Lo spettacolo comincia con una scena quasi onirica in cui i due, nascosti dietro un telo opaco, conversano.
“Perché sei felice, Ken?”
“Perché sorrido.”
Da quel momento tutto girerà intorno alla ricerca della felicità perfetta, imposta, appunto, che i due recitano, ma che in realtà non riescono a sentire. I due iniziano semplicemente a parlarsi e arrivano presto a provare a fare sesso: Ken, che non sa come si faccia, si trova costretto a chiedere consigli al pubblico che, imbarazzato dalla domanda, gli darà con riluttanza informazioni incomplete e confuse che lui tenterà
goffamente di seguire. I due, poi, arrivano a litigare e, in un apice di confusione, a trovare una lucida consapevolezza: forse, oltre alla felicità, esiste anche altro.

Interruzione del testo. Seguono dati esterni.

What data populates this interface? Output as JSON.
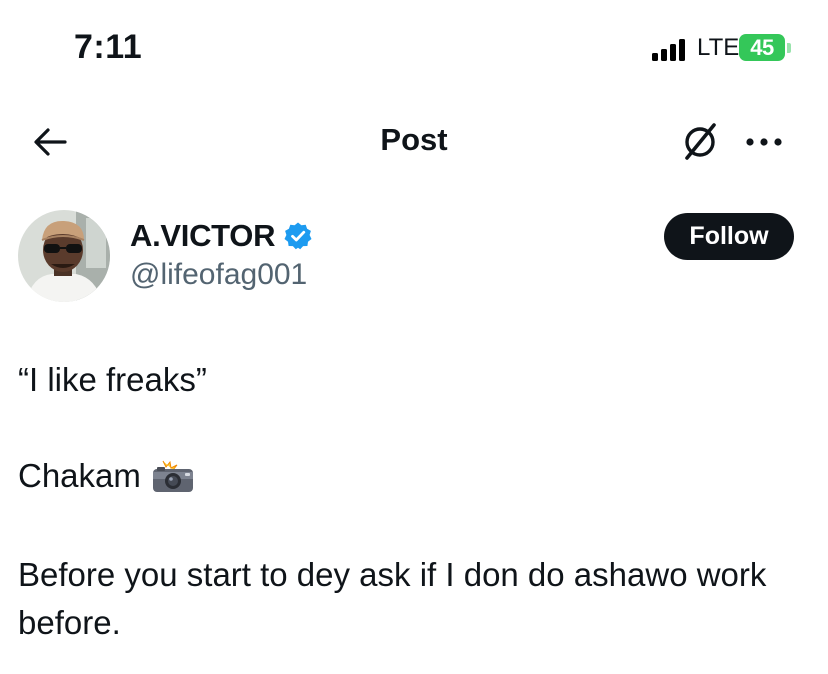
{
  "status_bar": {
    "time": "7:11",
    "network": "LTE",
    "battery": "45"
  },
  "header": {
    "title": "Post",
    "icons": [
      "back-arrow-icon",
      "grok-icon",
      "more-icon"
    ]
  },
  "author": {
    "name": "A.VICTOR",
    "handle": "@lifeofag001",
    "verified": true,
    "follow_label": "Follow"
  },
  "post": {
    "line1": "“I like freaks”",
    "line2": "Chakam",
    "line2_emoji": "camera-flash-icon",
    "line3": "Before you start to dey ask if I don do ashawo work before."
  },
  "colors": {
    "text": "#0f1419",
    "secondary": "#536471",
    "verified": "#1d9bf0",
    "battery": "#34c759",
    "follow_bg": "#0f1419"
  }
}
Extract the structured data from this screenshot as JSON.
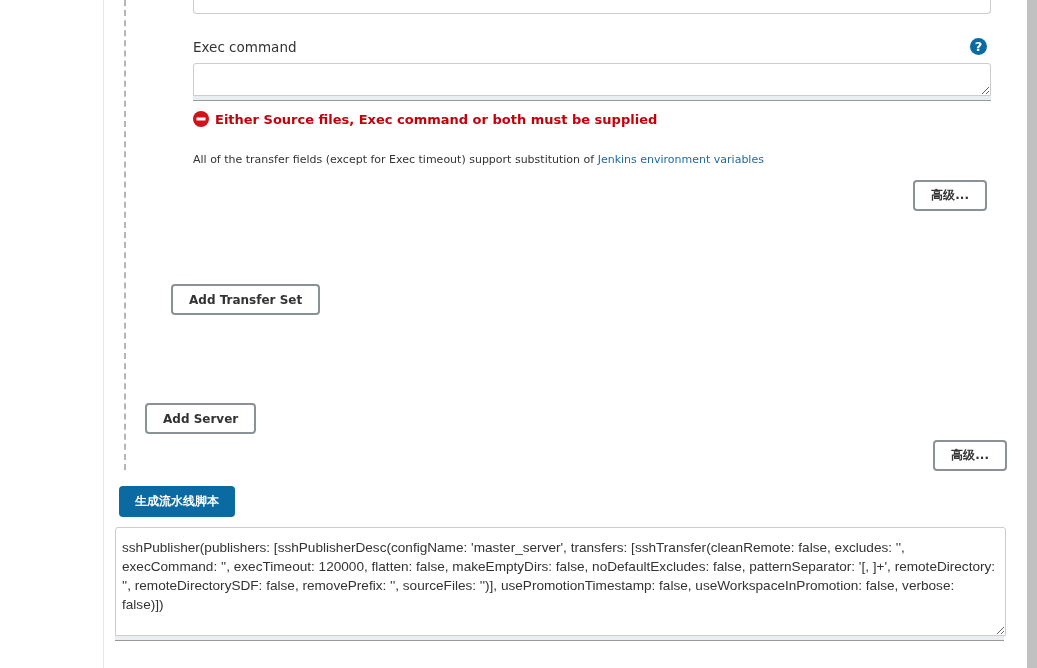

A questo punto entreranno in una sorta di paradiso contemporaneo e li vedremo dietro al telo che li copriva all’inizio a scambiarsi, nudi, una mela.
Questa mela, chiaro riferimento biblico, viene percepita da loro come peccato, e quindi come frutto della conoscenza del bene e del male; una mossa drammaturgica davvero interessante, che ribalta l’archetipo della male come peccato del mondo. La mela diventa simbolo di una sorta di “peccato positivo”.
Alcune scene avevano un ritmo comico pazzesco e una regia davvero interessante. In particolare, è stata bellissima la scena che segue il tentativo di Barbie e Ken di fare sesso: in questo intermezzo, Barbie chiede a Ken se si è mai accorto che le mele che mangiano sono di plastica, di fatto anticipando il finale.
La prima a porsi delle domande è Barbie: è lei che vuole scoprire il sesso e la felicità e rompere il ruolo che le è stato imposto, mentre Ken risulta più riluttante a parlare del sesso, che per lui resta a lungo un argomento tabù. Ed è proprio questo che alcuni di noi hanno trovato affascinante: lei è quella difettosa, che impersona Eva e che porge ad Adamo la mela, trasmettendogli il peccato tramite una ricerca non consentita. Un peccato di plastica: finto. Un peccato creato da noi, dalla società, dai nostri standard e
pregiudizi. E loro, iper-caratterizzati modelli della società moderna, si passano e ci mostrano questo peccato-non peccato. Una Barbie difettosa, un Ken spaventato e una mela di plastica riflettono il mondo in cui viviamo; le scatole che li contengono, allora, diventano le prigioni che continuiamo ancora a
costruire per loro e per noi stessi. La sensazione quasi angosciante che lo spettacolo trasmette, i protagonisti nudi, il leitmotiv sonoro (“oh yeah”) che ci accompagna a ogni menzione dell’amore perfetto di Barbie e Ken: questi e altri sono gli elementi che contribuiscono a rendere quest’opera così forte e unica nel suo genere.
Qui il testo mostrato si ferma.